The art and science of backlog prioritization

A key responsibility of Product Owners is ensuring that the order of work items in a backlog best achieves the goals and vision for the product. Unlike project portfolios where selection or prioritization decisions are often made by a governance committee, with a product backlog the responsibility for the business success or failure of the product rests on the Product Owner’s shoulders.

This activity is both science and art.

Multiple competing factors need to be considered and balanced including:

  • Business value
  • Alignment with the original vision
  • Dependencies
  • Constraints
  • Risk reduction

Evaluating cost of delay or Weighted Shortest Job First can inject consistency and objectivity into activity but also takes learning and effort. If used, such scoring approaches should be used to guide decision making rather than replace it.

The Product Owner needs to collaborate well with key stakeholders to ensure that releases won’t just satisfy his or her needs. This collaboration requires willingness on the part of the Product Owner to push back the release of certain “hot” features if that will result in a better product overall.

When working with a new team, the Product Owner needs to actively listen during backlog refinement discussions with team members as some of them might lack the courage to openly challenge a short-sighted decision. One way to help overcome such growing pains is to actively ask the team as work items are being ranked whether they see any flaws with the order or whether they are aware of any work item which might need to be tackled sooner.

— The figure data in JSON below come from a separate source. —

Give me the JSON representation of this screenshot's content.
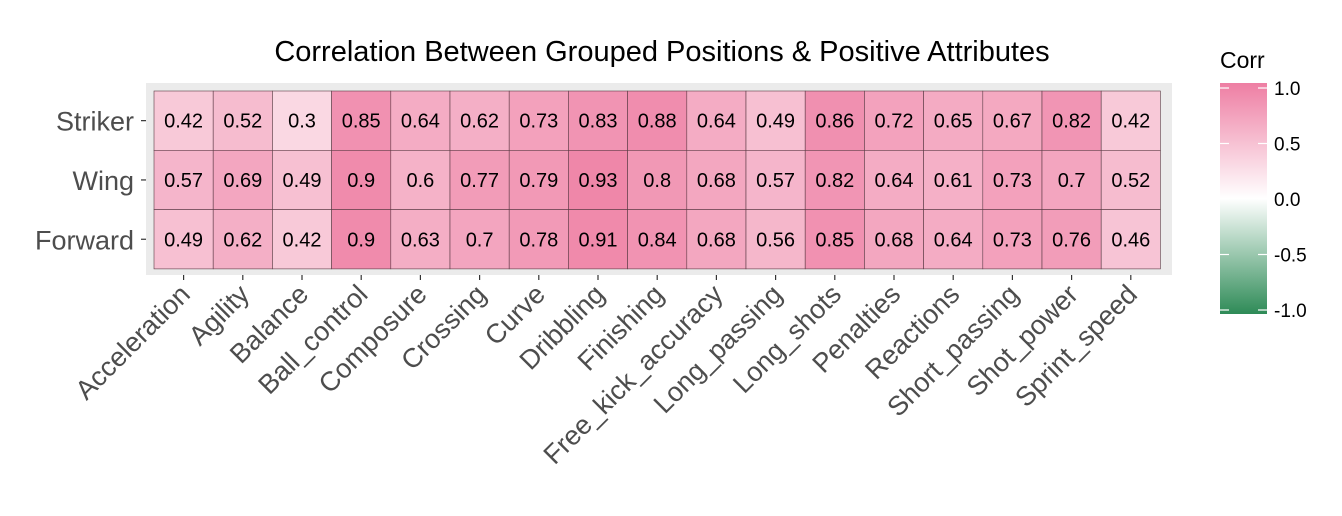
{
  "chart_data": {
    "type": "heatmap",
    "title": "Correlation Between Grouped Positions & Positive Attributes",
    "xlabel": "",
    "ylabel": "",
    "x_categories": [
      "Acceleration",
      "Agility",
      "Balance",
      "Ball_control",
      "Composure",
      "Crossing",
      "Curve",
      "Dribbling",
      "Finishing",
      "Free_kick_accuracy",
      "Long_passing",
      "Long_shots",
      "Penalties",
      "Reactions",
      "Short_passing",
      "Shot_power",
      "Sprint_speed"
    ],
    "y_categories": [
      "Striker",
      "Wing",
      "Forward"
    ],
    "values": [
      [
        0.42,
        0.52,
        0.3,
        0.85,
        0.64,
        0.62,
        0.73,
        0.83,
        0.88,
        0.64,
        0.49,
        0.86,
        0.72,
        0.65,
        0.67,
        0.82,
        0.42
      ],
      [
        0.57,
        0.69,
        0.49,
        0.9,
        0.6,
        0.77,
        0.79,
        0.93,
        0.8,
        0.68,
        0.57,
        0.82,
        0.64,
        0.61,
        0.73,
        0.7,
        0.52
      ],
      [
        0.49,
        0.62,
        0.42,
        0.9,
        0.63,
        0.7,
        0.78,
        0.91,
        0.84,
        0.68,
        0.56,
        0.85,
        0.68,
        0.64,
        0.73,
        0.76,
        0.46
      ]
    ],
    "legend": {
      "title": "Corr",
      "ticks": [
        1.0,
        0.5,
        0.0,
        -0.5,
        -1.0
      ],
      "tick_labels": [
        "1.0",
        "0.5",
        "0.0",
        "-0.5",
        "-1.0"
      ],
      "range": [
        -1,
        1
      ],
      "high_color": "#ee7ea3",
      "mid_color": "#ffffff",
      "low_color": "#2e8b57",
      "placement": "right"
    },
    "panel_background": "#ebebeb",
    "grid": false
  }
}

Prioritization might be a good item to consider during retrospectives to ensure that the process is regularly inspected and adapted.

The Product Owner will naturally want to maximize business value realization while solution owners will want to tackle solution uncertainties or address scalability or flexibility early on. Healthy prioritization should feel like a tug-of-war between the representatives for each influencing factor.

A good Product Owner should be ego-less about the prioritization activity as their goal is not to demonstrate omniscience about the sequencing of the product’s development but rather to release the best product possible.